Neufundland Tag 1, Saint John’s Tag 1

14.8.2017 Neufundland, Argentia, Saint John’s Tag 1
Unser Wecker klingelt um halb sechs. Es ist grau und diesig überm Wasser, und ab und zu ertönt ein Nebelhorn, aber es klingt wie aus weiter Ferne, unsere Kabine ist gut isoliert. Wir duschen mit warmem Wasser, das Schiff ist ein Luxushotel. Wahnsinn! Um halb sieben sind wir so ziemlich die ersten am Frühstückskiosk, merkwürdig! Ich sehe eine Uhr, sie zeigt auf sieben. Sollten wir da nicht ankommen? Die Kassiererin klärt mich auf: Neufundlandzeit ist eine halbe Stunde später, und ankommen werden wir gegen 10 Uhr. Na sowas! Da hätten wir ja gar nicht so früh aufstehen brauchen! Auf unseren Tickets stand als Ankunftszeit doch sieben Uhr, oder? Um 9:15 Uhr fahren wir in eine Bucht. Auf der einen Seite, es muss Süden sein, sehe ich das erste Haus auf einer Landzunge. Auf der anderen Berge und Felsgruppen, alles im Nebel, doch hin und wieder kommt die Sonne durch.

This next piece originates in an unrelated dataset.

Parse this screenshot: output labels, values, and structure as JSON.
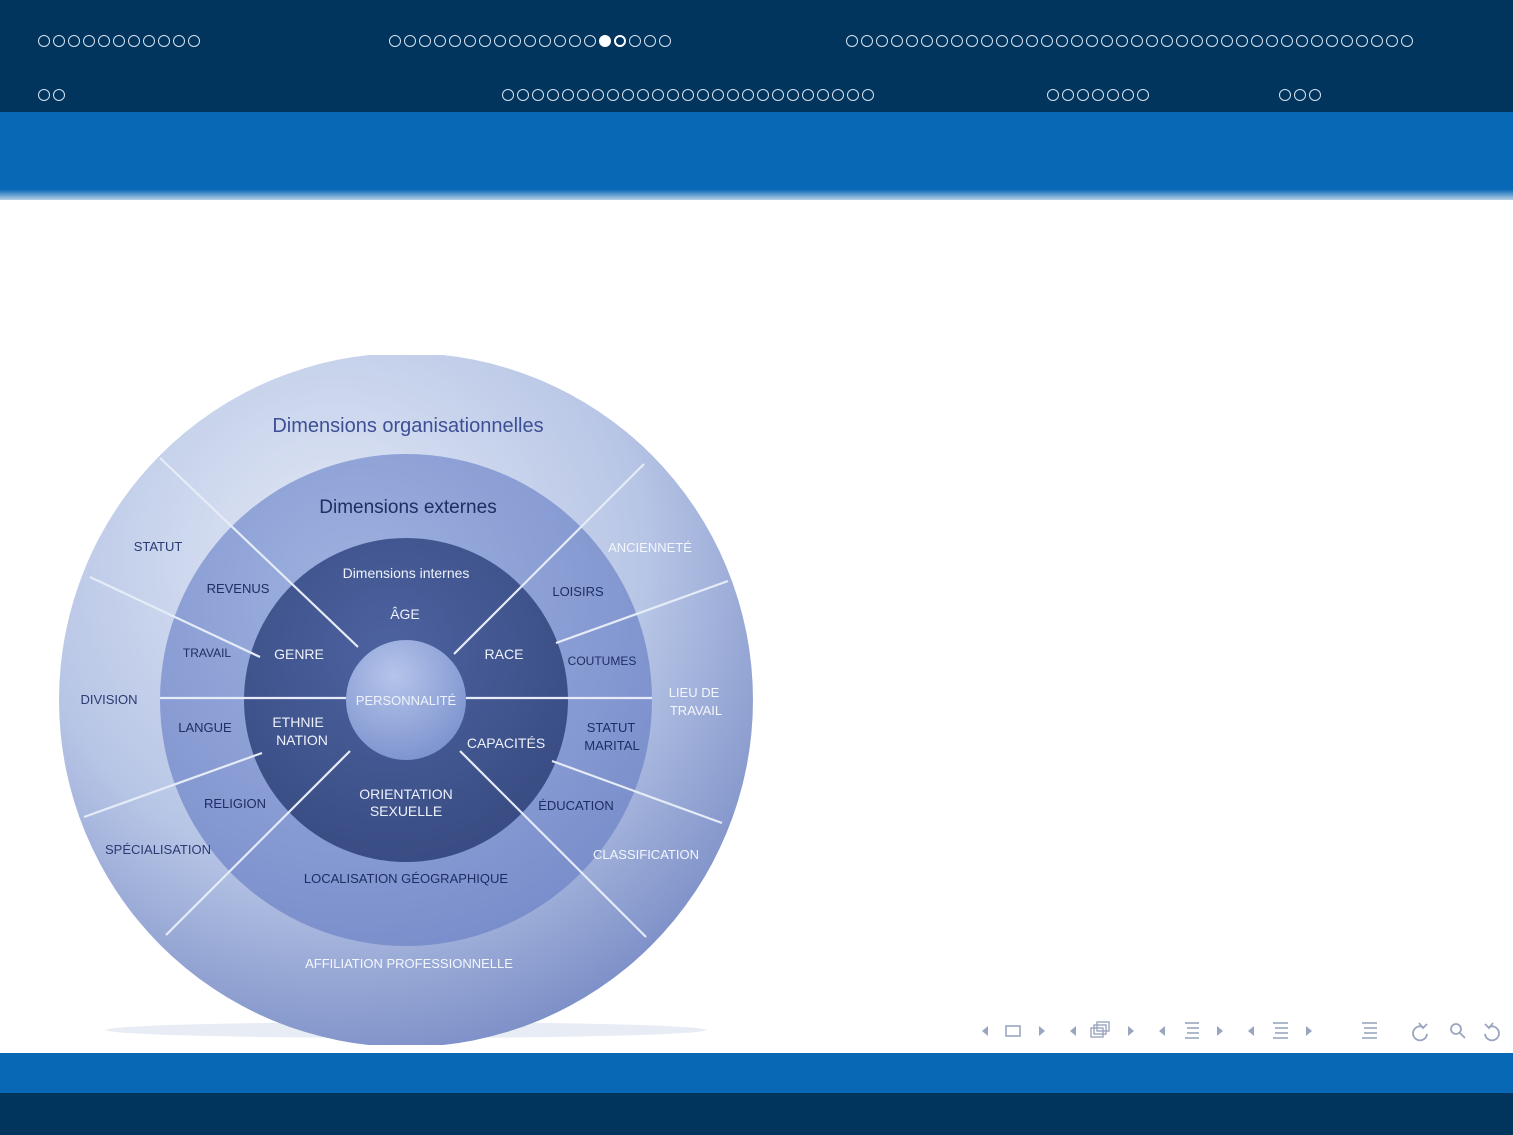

Nach den Großstädten Toronto und Montréal, nach New Brunswick und Nova Scotia beginnt nun der vierte Teil unserer Reise: Neufundland. Wir wollen, bevor wir nach Saint John’s fahren, den östlichen Teil der Avalon-Halbinsel anschauen. Dazu begeben wir uns auf den sogenannten Irish Loop. Die gut ausgebaute Asphaltstraße hört schnell auf, und wir fahren bis Colinet auf einer Schotterpiste. Rechts und links Wald, von Elchen abgeknabberte Nadelbäume, dazwischen Wasserflächen, wie Pfützen in die Landschaft geregnet, ab und zu ein Wohnwagen, selten ein Haus. Es ist einsamstes Moorgebiet hier.
Dann geht es nach Süden. Immer wieder müssen wir die Wasserarme, die sich weit ins Land ziehen, umfahren, da es keine Brücken oder Fähren gibt.

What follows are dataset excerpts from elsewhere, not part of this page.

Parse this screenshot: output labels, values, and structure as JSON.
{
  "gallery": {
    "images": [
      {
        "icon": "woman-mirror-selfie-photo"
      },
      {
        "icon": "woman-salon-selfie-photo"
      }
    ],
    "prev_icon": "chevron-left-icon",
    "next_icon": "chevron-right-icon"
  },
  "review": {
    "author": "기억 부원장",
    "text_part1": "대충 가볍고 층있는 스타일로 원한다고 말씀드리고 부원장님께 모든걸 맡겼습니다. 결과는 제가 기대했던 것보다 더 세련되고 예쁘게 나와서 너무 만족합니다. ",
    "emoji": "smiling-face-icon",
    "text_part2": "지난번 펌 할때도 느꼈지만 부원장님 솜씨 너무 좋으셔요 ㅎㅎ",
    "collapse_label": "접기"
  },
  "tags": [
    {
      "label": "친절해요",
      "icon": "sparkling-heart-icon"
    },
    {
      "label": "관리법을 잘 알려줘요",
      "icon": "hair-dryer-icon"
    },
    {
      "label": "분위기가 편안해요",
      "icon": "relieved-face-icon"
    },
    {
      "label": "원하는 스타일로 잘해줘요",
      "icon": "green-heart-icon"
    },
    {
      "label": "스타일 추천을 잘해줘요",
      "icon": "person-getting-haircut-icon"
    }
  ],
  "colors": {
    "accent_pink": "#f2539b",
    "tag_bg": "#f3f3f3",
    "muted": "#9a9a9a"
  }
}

Zum Glück ist die Straße wieder asphaltiert. Wenig Verkehr. Jetzt fahren wir an großen, sehr gepflegten Holzhäusern mit akkurat gemähten Rasenflächen davor, vorbei. Bei Saint Vincent’s übersieht Dieter ein Schlagloch. Oh weh! Was für ein Schreck! Wir halten an und stellen fest, dass der Kia alles unbeschadet überstanden hat. Ist noch alles dran. Glück gehabt! Wir fahren über den Holyrood Pond.

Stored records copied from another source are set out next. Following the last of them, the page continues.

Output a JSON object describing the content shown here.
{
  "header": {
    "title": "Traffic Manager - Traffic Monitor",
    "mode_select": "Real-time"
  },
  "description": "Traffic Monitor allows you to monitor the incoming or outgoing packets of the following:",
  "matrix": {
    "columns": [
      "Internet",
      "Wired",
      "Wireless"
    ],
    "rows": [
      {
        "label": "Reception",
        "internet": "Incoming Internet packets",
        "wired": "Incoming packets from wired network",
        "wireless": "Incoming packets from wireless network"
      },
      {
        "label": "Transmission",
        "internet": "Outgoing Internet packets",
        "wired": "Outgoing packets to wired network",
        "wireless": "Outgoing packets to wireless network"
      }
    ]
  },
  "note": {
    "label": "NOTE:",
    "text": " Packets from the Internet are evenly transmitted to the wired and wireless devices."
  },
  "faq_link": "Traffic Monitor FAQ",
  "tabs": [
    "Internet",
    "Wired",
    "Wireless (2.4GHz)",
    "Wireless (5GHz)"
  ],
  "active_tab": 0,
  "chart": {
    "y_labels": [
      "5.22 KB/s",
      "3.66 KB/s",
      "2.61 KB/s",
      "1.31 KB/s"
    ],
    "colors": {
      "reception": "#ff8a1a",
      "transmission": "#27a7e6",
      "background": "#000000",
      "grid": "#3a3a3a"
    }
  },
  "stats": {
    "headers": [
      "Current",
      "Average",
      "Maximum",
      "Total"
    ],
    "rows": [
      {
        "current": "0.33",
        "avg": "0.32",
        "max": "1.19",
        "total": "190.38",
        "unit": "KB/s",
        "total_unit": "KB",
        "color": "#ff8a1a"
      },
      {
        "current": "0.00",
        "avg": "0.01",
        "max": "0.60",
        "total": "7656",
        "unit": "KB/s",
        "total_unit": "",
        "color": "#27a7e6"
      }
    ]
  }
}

Auf der einen Seite rauscht das Meer, auf der anderen, durch einen Damm abgetrennt, liegt der stille Pond. Um ein Uhr erreichen wir an der Trepassey Bay das wohl einzige und exponiert gelegene Lokal “Irish Loop Edge Inn”, wo wir mit Blick aufs Meer zu Mittag essen. Dann wechseln wir, und ich fahre weiter. Die Landschaft heißt hier nicht nur irisch, sie ist auch Irlands Küste sehr ähnlich: grüne Wiesen, blaues Meer und immer wieder tiefblaue Tümpel in den Wiesen. Und da hinten, endlich! auch ein paar Schafe. Wir umfahren das flache, einsame Portugal Cove.
Beim Mistaken Point halten wir bei einem Interpretative Centre an, man möchte uns sogleich über die Fossilienfunde in dieser Gegend mit einem Videovortrag informieren, aber wir sind noch nicht so weit, können uns noch gar nicht so recht einlassen auf die ganz sicher hochinteressanten Spezialinformationen, wir sind doch gerade erst auf Neufundland angekommen! Längst hat der Nebel sich verzogen, und die Sonne knallt vom Himmel. Wir fahren die Ostküste der Avalon-Peninsula hoch, es wird touristischer aber auch hügeliger und landschaftlich reizvoller. Wir kommen nach Ferryland, müssen uns nach den langen Fahrten mit Fähre und Auto ein bisschen bewegen, laufen die zwei Kilometer zum Leuchtturm hoch, schwitzen, aber zum Glück weht ein kräftiger, warmer Wind. Wir legen uns ins Gras. Es ist atemberaubend schön hier.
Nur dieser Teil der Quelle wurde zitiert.